Quant à la réforme suédoise, son analyse montre une baisse des pensions versées. Les mécanismes qui ont été avancés pour expliquer cette évolution pourraient être observés en France si la réforme était adoptée. En effet, les raisons mises en avant pour expliquer la baisse des pensions en Suède sont les suivantes : tout d'abord, le système prend en compte toutes les années pour le calcul de la pension et non plus les vingt-cinq (pour la France) ou trente (pour la Suède avant la réforme) meilleures années.

En outre, nous constatons un effet de l'âge de départ qui pourrait s'appliquer aussi dans le cas français. Les personnes qui ont arrêté de travailler plus tôt ont obtenu de moins bonnes pensions dans le nouveau système. Enfin, il y a eu un effet non négligeable de l'augmentation de l'espérance de vie qui est prise en compte dans le calcul de la valeur du point en Suède. En France, un décalage de l'âge d'équilibre est prévu selon l'espérance de vie. Par conséquent, des problèmes similaires à ceux rencontrés en Suède pourraient survenir en France.

Je n'ai pas d'éléments de réponse sur la situation en Belgique. La réforme des retraites n'y est pas réellement portée politiquement, me semble-t-il.

Les critères de pénibilité sont un élément important de la réforme en France. Comme je l'ai indiqué dans ma tribune, il faut essayer d'utiliser les indicateurs statistiques et les outils adaptés pour comprendre les situations relatives des femmes et des hommes. Certains indicateurs apparemment neutres et pourtant fréquemment utilisés peuvent invisibiliser la situation des femmes dans laquelle la pénibilité est un risque.

En effet, les critères de pénibilité ont été construits historiquement par référence à la pénibilité de métiers masculins. De plus, parmi les quatre critères qui ont été sortis de la définition juridique de la pénibilité, certains concernent potentiellement les femmes, comme le port de charges lourdes, qui est présent dans les métiers du care, comme vous le souligniez, et le risque chimique qui existe aussi dans ces métiers.

D'autres risques sont observés lorsque nous comparons la situation entre les hommes et les femmes, qui ne sont pas exposés au même type de pénibilité, comme plusieurs enquêtes le montrent (voir l'enquête Sumer réalisée auprès des médecins du travail).
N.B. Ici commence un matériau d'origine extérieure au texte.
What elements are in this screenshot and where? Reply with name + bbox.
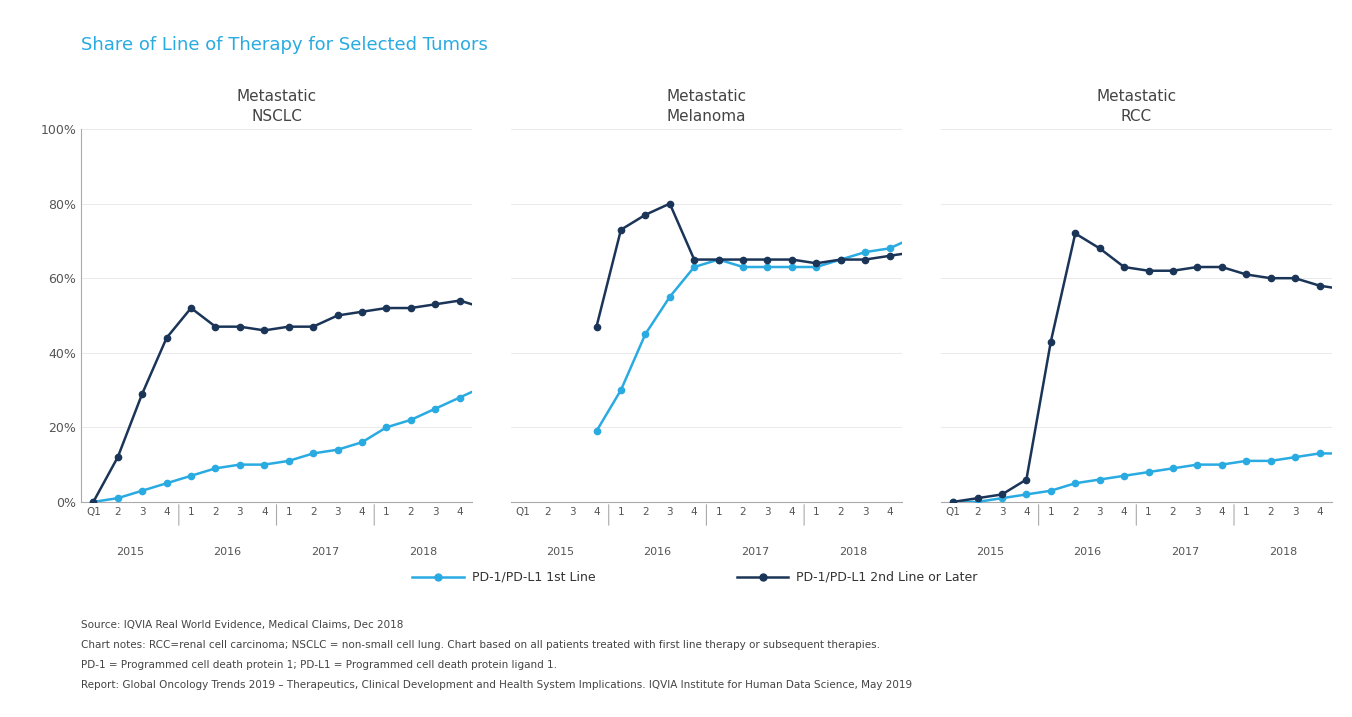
Text: PD-1/PD-L1 1st Line: PD-1/PD-L1 1st Line: [472, 571, 595, 584]
Text: 2018: 2018: [1268, 546, 1297, 556]
Text: Source: IQVIA Real World Evidence, Medical Claims, Dec 2018: Source: IQVIA Real World Evidence, Medic…: [81, 620, 403, 630]
Text: 2018: 2018: [408, 546, 437, 556]
Text: Chart notes: RCC=renal cell carcinoma; NSCLC = non-small cell lung. Chart based : Chart notes: RCC=renal cell carcinoma; N…: [81, 640, 880, 650]
Text: Share of Line of Therapy for Selected Tumors: Share of Line of Therapy for Selected Tu…: [81, 36, 488, 54]
Title: Metastatic
RCC: Metastatic RCC: [1096, 89, 1176, 124]
Title: Metastatic
NSCLC: Metastatic NSCLC: [237, 89, 316, 124]
Text: 2017: 2017: [311, 546, 339, 556]
Text: 2016: 2016: [214, 546, 242, 556]
Text: 2016: 2016: [1073, 546, 1102, 556]
Text: 2018: 2018: [838, 546, 867, 556]
Text: 2017: 2017: [741, 546, 769, 556]
Text: PD-1/PD-L1 2nd Line or Later: PD-1/PD-L1 2nd Line or Later: [796, 571, 977, 584]
Text: 2015: 2015: [976, 546, 1003, 556]
Text: 2015: 2015: [546, 546, 575, 556]
Text: Report: Global Oncology Trends 2019 – Therapeutics, Clinical Development and Hea: Report: Global Oncology Trends 2019 – Th…: [81, 680, 913, 690]
Text: 2015: 2015: [116, 546, 145, 556]
Text: 2016: 2016: [644, 546, 672, 556]
Title: Metastatic
Melanoma: Metastatic Melanoma: [667, 89, 746, 124]
Text: 2017: 2017: [1171, 546, 1199, 556]
Text: PD-1 = Programmed cell death protein 1; PD-L1 = Programmed cell death protein li: PD-1 = Programmed cell death protein 1; …: [81, 660, 557, 670]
En effet, les femmes font plus souvent face à ce que l'on appelle le « job strain », c'est-à-dire la combinaison d'une forte demande et de peu de latitude pour y répondre. Cela crée une tension dans l'exercice du travail. Le job strain est particulièrement important dans certains métiers du care que vous avez mentionné, notamment chez les aides-soignants et les aides-soignantes.

Les critères de pénibilité actuels sont donc relativement restrictifs et ne concernent que 3 % des salariés du privé. De plus, ils concernent les hommes à hauteur de 75 %. Par conséquent, il faudrait réfléchir aux autres types de critères que nous pourrions intégrer pour mieux prendre en compte les pénibilités des métiers qui sont essentiellement occupés par des femmes.

Enfin, les possibilités de départs anticipés pour les emplois relevant de la « catégorie active » de la fonction publique, notamment ceux de la fonction publique hospitalière, comme les infirmières ou les aides-soignantes, seront supprimées . Cela soulève des inquiétudes.